Thread
#prefect-community
    Jacob Blanco

    Jacob Blanco

    2 years ago
    I would like to run a given task with an array of dates:
    @task
    def generate_dates(start_date, n_days):
        return [start_date - datetime.timedelta(days=x) for x in range(n_days)]
    
    @task
    def do_something(updated_at):
        ## DO SOME STUFF WITH THE DATE
    
    with Flow("My Flow") as flow:
        start_date = Parameter('start_date')
        n_days = Parameter('n_days')
    
        dates = generate_dates(start_date, n_days)
    
        for run_date in dates:
            do_something(run_date)
    
    flow.run(dict(start_date=, n_days= 10))
    In this case I don't want to use map for some technical reasons. I could just implement the loop inside of the task but I like having all the timing tracked by Prefect Cloud.
    emre

    emre

    2 years ago
    Your code currently tries to generate a
    do_something
    task for each element in build time. However, the task
    generate_dates
    hasn’t run yet, and if you do a type check, you would see that
    dates
    is not a list (also you are not returning anything from
    generate dates
    , just a heads up.) In prefect, I’d like to think of 2 stages in a flows lifetime: the build time and the run time. The build time happens within the
    with Flow()...
    statement, and initializes (not runs) tasks that make up the flow and connects them based on their input output dependencies. The run time happens at
    flow.run()
    , which actually runs the tasks that are initialized in build time. Therefore, your code is trying to generate multiple build tasks in build time, using data that will be available at run time, which isn’t possible. If
    dates
    was known beforehand (calculated out of the flow), you could do this, but I don’t think you want that either.
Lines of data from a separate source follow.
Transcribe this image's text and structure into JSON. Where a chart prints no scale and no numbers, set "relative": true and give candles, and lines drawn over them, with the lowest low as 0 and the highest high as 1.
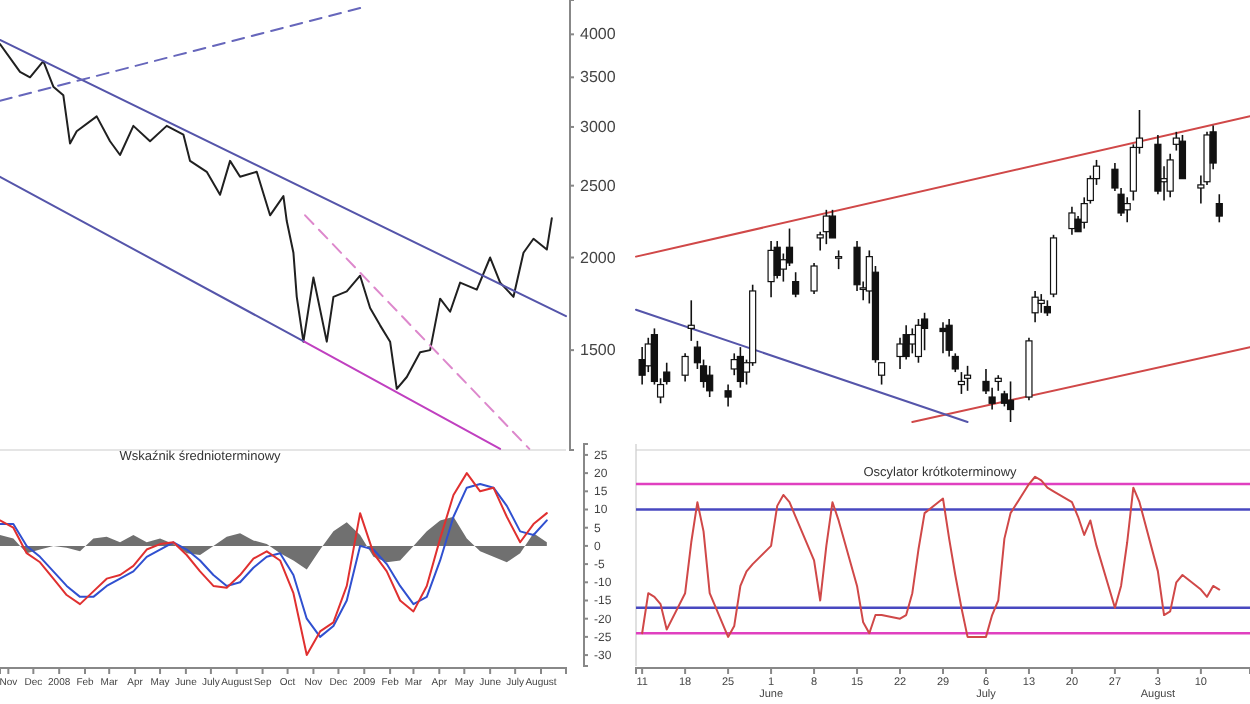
{
  "chart_data": [
    {
      "type": "line",
      "log": true,
      "ylim": [
        1100,
        4450
      ],
      "yticks": [
        1500,
        2000,
        2500,
        3000,
        3500,
        4000
      ],
      "xlim": [
        "2007-10-22",
        "2009-08-31"
      ],
      "tick_labels": "y",
      "series": [
        {
          "color": "#202020",
          "x": [
            "2007-10-22",
            "2007-11-15",
            "2007-11-27",
            "2007-12-13",
            "2007-12-25",
            "2008-01-06",
            "2008-01-14",
            "2008-01-22",
            "2008-02-15",
            "2008-03-02",
            "2008-03-14",
            "2008-03-30",
            "2008-04-19",
            "2008-05-09",
            "2008-05-29",
            "2008-06-06",
            "2008-06-26",
            "2008-07-12",
            "2008-07-24",
            "2008-08-05",
            "2008-08-25",
            "2008-09-10",
            "2008-09-26",
            "2008-09-30",
            "2008-10-08",
            "2008-10-12",
            "2008-10-20",
            "2008-11-01",
            "2008-11-17",
            "2008-11-25",
            "2008-12-11",
            "2008-12-27",
            "2009-01-08",
            "2009-01-20",
            "2009-02-01",
            "2009-02-09",
            "2009-02-21",
            "2009-03-09",
            "2009-03-21",
            "2009-04-02",
            "2009-04-14",
            "2009-04-26",
            "2009-05-16",
            "2009-06-01",
            "2009-06-13",
            "2009-06-29",
            "2009-07-11",
            "2009-07-23",
            "2009-08-08",
            "2009-08-14"
          ],
          "values": [
            3880,
            3560,
            3500,
            3680,
            3400,
            3310,
            2850,
            2960,
            3100,
            2870,
            2750,
            3010,
            2870,
            3010,
            2930,
            2700,
            2610,
            2430,
            2700,
            2570,
            2610,
            2280,
            2420,
            2240,
            2030,
            1770,
            1540,
            1880,
            1540,
            1770,
            1800,
            1890,
            1710,
            1620,
            1540,
            1330,
            1380,
            1490,
            1500,
            1760,
            1690,
            1850,
            1810,
            2000,
            1850,
            1770,
            2030,
            2120,
            2050,
            2260
          ]
        },
        {
          "color": "#5555aa",
          "x": [
            "2007-10-22",
            "2009-08-31"
          ],
          "values": [
            3930,
            1667
          ]
        },
        {
          "color": "#5555aa",
          "x": [
            "2007-10-22",
            "2008-10-21"
          ],
          "values": [
            2570,
            1540
          ]
        },
        {
          "color": "#c040c0",
          "x": [
            "2008-10-21",
            "2009-06-13"
          ],
          "values": [
            1540,
            1104
          ]
        },
        {
          "color": "#dd88cc",
          "line_style": "dashed",
          "x": [
            "2008-10-22",
            "2009-07-18"
          ],
          "values": [
            2280,
            1104
          ]
        },
        {
          "color": "#6666bb",
          "line_style": "dashed",
          "x": [
            "2007-10-22",
            "2008-12-27"
          ],
          "values": [
            3254,
            4340
          ]
        }
      ]
    },
    {
      "type": "line",
      "title": "Wskaźnik średnioterminowy",
      "ylim": [
        -33,
        28
      ],
      "yticks": [
        25,
        20,
        15,
        10,
        5,
        0,
        -5,
        -10,
        -15,
        -20,
        -25,
        -30
      ],
      "xlim": [
        "2007-10-22",
        "2009-08-31"
      ],
      "xticks": [
        {
          "value": "2007-11-01",
          "label": "Nov"
        },
        {
          "value": "2007-12-01",
          "label": "Dec"
        },
        {
          "value": "2008-01-01",
          "label": "2008"
        },
        {
          "value": "2008-02-01",
          "label": "Feb"
        },
        {
          "value": "2008-03-01",
          "label": "Mar"
        },
        {
          "value": "2008-04-01",
          "label": "Apr"
        },
        {
          "value": "2008-05-01",
          "label": "May"
        },
        {
          "value": "2008-06-01",
          "label": "June"
        },
        {
          "value": "2008-07-01",
          "label": "July"
        },
        {
          "value": "2008-08-01",
          "label": "August"
        },
        {
          "value": "2008-09-01",
          "label": "Sep"
        },
        {
          "value": "2008-10-01",
          "label": "Oct"
        },
        {
          "value": "2008-11-01",
          "label": "Nov"
        },
        {
          "value": "2008-12-01",
          "label": "Dec"
        },
        {
          "value": "2009-01-01",
          "label": "2009"
        },
        {
          "value": "2009-02-01",
          "label": "Feb"
        },
        {
          "value": "2009-03-01",
          "label": "Mar"
        },
        {
          "value": "2009-04-01",
          "label": "Apr"
        },
        {
          "value": "2009-05-01",
          "label": "May"
        },
        {
          "value": "2009-06-01",
          "label": "June"
        },
        {
          "value": "2009-07-01",
          "label": "July"
        },
        {
          "value": "2009-08-01",
          "label": "August"
        }
      ],
      "x": [
        "2007-10-22",
        "2007-11-07",
        "2007-11-23",
        "2007-12-09",
        "2007-12-25",
        "2008-01-10",
        "2008-01-26",
        "2008-02-11",
        "2008-02-27",
        "2008-03-14",
        "2008-03-30",
        "2008-04-15",
        "2008-05-01",
        "2008-05-17",
        "2008-06-02",
        "2008-06-18",
        "2008-07-04",
        "2008-07-20",
        "2008-08-05",
        "2008-08-21",
        "2008-09-06",
        "2008-09-22",
        "2008-10-08",
        "2008-10-24",
        "2008-11-09",
        "2008-11-25",
        "2008-12-11",
        "2008-12-27",
        "2009-01-12",
        "2009-01-28",
        "2009-02-13",
        "2009-03-01",
        "2009-03-17",
        "2009-04-02",
        "2009-04-18",
        "2009-05-04",
        "2009-05-20",
        "2009-06-05",
        "2009-06-21",
        "2009-07-07",
        "2009-07-23",
        "2009-08-08"
      ],
      "series": [
        {
          "type": "area",
          "color": "#707070",
          "values": [
            3,
            2,
            -2,
            -1,
            0,
            -0.5,
            -1.5,
            2,
            2.5,
            1,
            3,
            1,
            2,
            0.5,
            -2,
            -2.5,
            0,
            2.5,
            3.5,
            1.5,
            0.5,
            -2,
            -4,
            -6.5,
            -1,
            4,
            6.5,
            3,
            -3,
            -4.5,
            -4,
            0,
            4,
            7,
            8,
            2,
            -1.5,
            -3,
            -4.5,
            -2,
            3.5,
            1
          ]
        },
        {
          "color": "#3050d0",
          "values": [
            6,
            6,
            0,
            -3,
            -7,
            -11,
            -14,
            -14,
            -11,
            -9,
            -7,
            -3,
            -1,
            1,
            -1,
            -4,
            -8,
            -11,
            -10,
            -6,
            -3,
            -2,
            -8,
            -20,
            -25,
            -22,
            -15,
            0,
            -1,
            -5,
            -11,
            -16,
            -14,
            -4,
            8,
            16,
            17,
            16,
            11,
            4,
            3,
            7
          ]
        },
        {
          "color": "#e03030",
          "values": [
            7,
            5,
            -2,
            -4.5,
            -9,
            -13.5,
            -16,
            -12.5,
            -9,
            -8,
            -5.5,
            -1,
            0.5,
            1,
            -2.5,
            -7,
            -11,
            -11.5,
            -8,
            -3.5,
            -1.5,
            -4,
            -13,
            -30,
            -23.5,
            -21,
            -11,
            9,
            -2,
            -7,
            -15,
            -18,
            -11,
            2,
            14,
            20,
            15,
            16,
            8,
            1,
            6,
            9
          ]
        }
      ]
    },
    {
      "type": "candlestick",
      "relative": true,
      "xlim": [
        "2009-05-10",
        "2009-08-18"
      ],
      "tick_labels": false,
      "x": [
        "2009-05-11",
        "2009-05-12",
        "2009-05-13",
        "2009-05-14",
        "2009-05-15",
        "2009-05-18",
        "2009-05-19",
        "2009-05-20",
        "2009-05-21",
        "2009-05-22",
        "2009-05-25",
        "2009-05-26",
        "2009-05-27",
        "2009-05-28",
        "2009-05-29",
        "2009-06-01",
        "2009-06-02",
        "2009-06-03",
        "2009-06-04",
        "2009-06-05",
        "2009-06-08",
        "2009-06-09",
        "2009-06-10",
        "2009-06-11",
        "2009-06-12",
        "2009-06-15",
        "2009-06-16",
        "2009-06-17",
        "2009-06-18",
        "2009-06-19",
        "2009-06-22",
        "2009-06-23",
        "2009-06-24",
        "2009-06-25",
        "2009-06-26",
        "2009-06-29",
        "2009-06-30",
        "2009-07-01",
        "2009-07-02",
        "2009-07-03",
        "2009-07-06",
        "2009-07-07",
        "2009-07-08",
        "2009-07-09",
        "2009-07-10",
        "2009-07-13",
        "2009-07-14",
        "2009-07-15",
        "2009-07-16",
        "2009-07-17",
        "2009-07-20",
        "2009-07-21",
        "2009-07-22",
        "2009-07-23",
        "2009-07-24",
        "2009-07-27",
        "2009-07-28",
        "2009-07-29",
        "2009-07-30",
        "2009-07-31",
        "2009-08-03",
        "2009-08-04",
        "2009-08-05",
        "2009-08-06",
        "2009-08-07",
        "2009-08-10",
        "2009-08-11",
        "2009-08-12",
        "2009-08-13"
      ],
      "ohlc": [
        [
          0.2,
          0.24,
          0.12,
          0.15
        ],
        [
          0.18,
          0.27,
          0.16,
          0.25
        ],
        [
          0.28,
          0.3,
          0.12,
          0.13
        ],
        [
          0.08,
          0.14,
          0.06,
          0.12
        ],
        [
          0.16,
          0.19,
          0.12,
          0.13
        ],
        [
          0.15,
          0.22,
          0.13,
          0.21
        ],
        [
          0.3,
          0.39,
          0.26,
          0.31
        ],
        [
          0.24,
          0.26,
          0.17,
          0.19
        ],
        [
          0.18,
          0.2,
          0.11,
          0.13
        ],
        [
          0.15,
          0.18,
          0.08,
          0.1
        ],
        [
          0.1,
          0.12,
          0.05,
          0.08
        ],
        [
          0.17,
          0.22,
          0.15,
          0.2
        ],
        [
          0.21,
          0.24,
          0.11,
          0.13
        ],
        [
          0.16,
          0.2,
          0.12,
          0.19
        ],
        [
          0.19,
          0.44,
          0.18,
          0.42
        ],
        [
          0.45,
          0.58,
          0.4,
          0.55
        ],
        [
          0.56,
          0.58,
          0.46,
          0.47
        ],
        [
          0.49,
          0.54,
          0.45,
          0.52
        ],
        [
          0.56,
          0.62,
          0.5,
          0.51
        ],
        [
          0.45,
          0.48,
          0.4,
          0.41
        ],
        [
          0.42,
          0.51,
          0.41,
          0.5
        ],
        [
          0.59,
          0.61,
          0.55,
          0.6
        ],
        [
          0.61,
          0.68,
          0.57,
          0.66
        ],
        [
          0.66,
          0.68,
          0.59,
          0.59
        ],
        [
          0.53,
          0.55,
          0.49,
          0.53
        ],
        [
          0.56,
          0.58,
          0.42,
          0.44
        ],
        [
          0.43,
          0.45,
          0.39,
          0.43
        ],
        [
          0.42,
          0.55,
          0.38,
          0.53
        ],
        [
          0.48,
          0.5,
          0.19,
          0.2
        ],
        [
          0.15,
          0.19,
          0.12,
          0.19
        ],
        [
          0.21,
          0.27,
          0.17,
          0.25
        ],
        [
          0.28,
          0.31,
          0.2,
          0.21
        ],
        [
          0.25,
          0.3,
          0.22,
          0.28
        ],
        [
          0.21,
          0.33,
          0.19,
          0.31
        ],
        [
          0.33,
          0.35,
          0.23,
          0.3
        ],
        [
          0.3,
          0.32,
          0.22,
          0.29
        ],
        [
          0.31,
          0.33,
          0.21,
          0.23
        ],
        [
          0.21,
          0.22,
          0.16,
          0.17
        ],
        [
          0.12,
          0.16,
          0.09,
          0.13
        ],
        [
          0.14,
          0.18,
          0.1,
          0.15
        ],
        [
          0.13,
          0.17,
          0.09,
          0.1
        ],
        [
          0.08,
          0.11,
          0.04,
          0.06
        ],
        [
          0.13,
          0.15,
          0.1,
          0.14
        ],
        [
          0.09,
          0.1,
          0.05,
          0.06
        ],
        [
          0.07,
          0.13,
          0,
          0.04
        ],
        [
          0.08,
          0.27,
          0.07,
          0.26
        ],
        [
          0.35,
          0.42,
          0.32,
          0.4
        ],
        [
          0.38,
          0.41,
          0.35,
          0.39
        ],
        [
          0.37,
          0.39,
          0.34,
          0.35
        ],
        [
          0.41,
          0.6,
          0.4,
          0.59
        ],
        [
          0.62,
          0.69,
          0.6,
          0.67
        ],
        [
          0.65,
          0.66,
          0.61,
          0.61
        ],
        [
          0.64,
          0.72,
          0.62,
          0.7
        ],
        [
          0.71,
          0.79,
          0.7,
          0.78
        ],
        [
          0.78,
          0.84,
          0.76,
          0.82
        ],
        [
          0.81,
          0.83,
          0.74,
          0.75
        ],
        [
          0.73,
          0.75,
          0.66,
          0.67
        ],
        [
          0.68,
          0.72,
          0.64,
          0.7
        ],
        [
          0.74,
          0.89,
          0.71,
          0.88
        ],
        [
          0.88,
          1,
          0.86,
          0.91
        ],
        [
          0.89,
          0.92,
          0.73,
          0.74
        ],
        [
          0.77,
          0.82,
          0.71,
          0.78
        ],
        [
          0.74,
          0.86,
          0.72,
          0.84
        ],
        [
          0.89,
          0.93,
          0.87,
          0.91
        ],
        [
          0.9,
          0.92,
          0.78,
          0.78
        ],
        [
          0.75,
          0.79,
          0.7,
          0.76
        ],
        [
          0.77,
          0.93,
          0.76,
          0.92
        ],
        [
          0.93,
          0.95,
          0.81,
          0.83
        ],
        [
          0.7,
          0.73,
          0.64,
          0.66
        ]
      ],
      "series": [
        {
          "type": "line",
          "color": "#d04848",
          "x": [
            "2009-05-10",
            "2009-08-18"
          ],
          "values": [
            0.53,
            0.98
          ]
        },
        {
          "type": "line",
          "color": "#d04848",
          "x": [
            "2009-06-24",
            "2009-08-18"
          ],
          "values": [
            0,
            0.24
          ]
        },
        {
          "type": "line",
          "color": "#5555aa",
          "x": [
            "2009-05-10",
            "2009-07-03"
          ],
          "values": [
            0.36,
            0
          ]
        }
      ]
    },
    {
      "type": "line",
      "title": "Oscylator krótkoterminowy",
      "ylim": [
        -33,
        28
      ],
      "xlim": [
        "2009-05-10",
        "2009-08-18"
      ],
      "tick_labels": "x",
      "xticks": [
        {
          "value": "2009-05-11",
          "label": "11"
        },
        {
          "value": "2009-05-18",
          "label": "18"
        },
        {
          "value": "2009-05-25",
          "label": "25"
        },
        {
          "value": "2009-06-01",
          "label": "1\nJune"
        },
        {
          "value": "2009-06-08",
          "label": "8"
        },
        {
          "value": "2009-06-15",
          "label": "15"
        },
        {
          "value": "2009-06-22",
          "label": "22"
        },
        {
          "value": "2009-06-29",
          "label": "29"
        },
        {
          "value": "2009-07-06",
          "label": "6\nJuly"
        },
        {
          "value": "2009-07-13",
          "label": "13"
        },
        {
          "value": "2009-07-20",
          "label": "20"
        },
        {
          "value": "2009-07-27",
          "label": "27"
        },
        {
          "value": "2009-08-03",
          "label": "3\nAugust"
        },
        {
          "value": "2009-08-10",
          "label": "10"
        }
      ],
      "ref_lines": [
        {
          "axis": "y",
          "value": 17,
          "color": "#e040c0"
        },
        {
          "axis": "y",
          "value": 10,
          "color": "#4848c0"
        },
        {
          "axis": "y",
          "value": -17,
          "color": "#4848c0"
        },
        {
          "axis": "y",
          "value": -24,
          "color": "#e040c0"
        }
      ],
      "x": [
        "2009-05-11",
        "2009-05-12",
        "2009-05-13",
        "2009-05-14",
        "2009-05-15",
        "2009-05-18",
        "2009-05-19",
        "2009-05-20",
        "2009-05-21",
        "2009-05-22",
        "2009-05-25",
        "2009-05-26",
        "2009-05-27",
        "2009-05-28",
        "2009-05-29",
        "2009-06-01",
        "2009-06-02",
        "2009-06-03",
        "2009-06-04",
        "2009-06-05",
        "2009-06-08",
        "2009-06-09",
        "2009-06-10",
        "2009-06-11",
        "2009-06-12",
        "2009-06-15",
        "2009-06-16",
        "2009-06-17",
        "2009-06-18",
        "2009-06-19",
        "2009-06-22",
        "2009-06-23",
        "2009-06-24",
        "2009-06-25",
        "2009-06-26",
        "2009-06-29",
        "2009-06-30",
        "2009-07-01",
        "2009-07-02",
        "2009-07-03",
        "2009-07-06",
        "2009-07-07",
        "2009-07-08",
        "2009-07-09",
        "2009-07-10",
        "2009-07-13",
        "2009-07-14",
        "2009-07-15",
        "2009-07-16",
        "2009-07-17",
        "2009-07-20",
        "2009-07-21",
        "2009-07-22",
        "2009-07-23",
        "2009-07-24",
        "2009-07-27",
        "2009-07-28",
        "2009-07-29",
        "2009-07-30",
        "2009-07-31",
        "2009-08-03",
        "2009-08-04",
        "2009-08-05",
        "2009-08-06",
        "2009-08-07",
        "2009-08-10",
        "2009-08-11",
        "2009-08-12",
        "2009-08-13"
      ],
      "series": [
        {
          "color": "#d04848",
          "values": [
            -24,
            -13,
            -14,
            -16,
            -23,
            -13,
            1,
            12,
            4,
            -13,
            -25,
            -22,
            -11,
            -7,
            -5,
            0,
            11,
            14,
            12,
            8,
            -4,
            -15,
            0,
            12,
            7,
            -11,
            -21,
            -24,
            -19,
            -19,
            -20,
            -19,
            -13,
            -1,
            9,
            13,
            2,
            -8,
            -17,
            -25,
            -25,
            -19,
            -15,
            2,
            9,
            17,
            19,
            18,
            16,
            15,
            12,
            8,
            3,
            7,
            0,
            -17,
            -11,
            1,
            16,
            12,
            -7,
            -19,
            -18,
            -10,
            -8,
            -12,
            -14,
            -11,
            -12
          ]
        }
      ]
    }
  ]
}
I don’t see an option out of mapping.
    Jacob Blanco

    Jacob Blanco

    2 years ago
    Thanks @emre the code was meant to be more for illustrative purposes, but what you say makes sense. They do have the concept of task looping but it's more of a recursion which I guess I could setup but that seems really strange (get list of dates, run with one, remove it from list, pass it to the next execution)
    emre

    emre

    2 years ago
    No worries! The expected way is to use mapping, looping would sacrifice parallelism between tasks in the same loop. you could maybe find more help if you elaborate on your concerns with mapping.
    Jacob Blanco

    Jacob Blanco

    2 years ago
    I want to update a singular table in PostgreSQL and I am trying to do that for a subset of the records at a time to avoid locking up the entire table for a long time since it's a live environment. I could write the loop inside the task but it would be nice to have the statistics for each subset separately.
    emre

    emre

    2 years ago
    I understand, thats actually a nice use case. I checked the source code a little in hopes of a concurrency limit between tasks of the same map, but couldn’t. It would be a nice addition, if it doesn’t exist. Meanwhile, you could try some of these: • Use just enough concurrency on the dask cluster, say if 5 concurrent postgres writes locks the table, use nthreads=4 • Use map sort of like a worker pool. Say you have a list of 400 data batches, i.e. 400 mapped tasks to run, and 4 concurrent writes works nice. Split your list into 4 lists, each having 100 batches. Map over the list of lists, each task receiving 100 batches, and use task looping for each batch.
    Also found this: https://docs.prefect.io/orchestration/concepts/task-concurrency-limiting.html In case you are using prefect cloud, they got you covered.
    Jacob Blanco

    Jacob Blanco

    2 years ago
    Thanks that's a really good idea!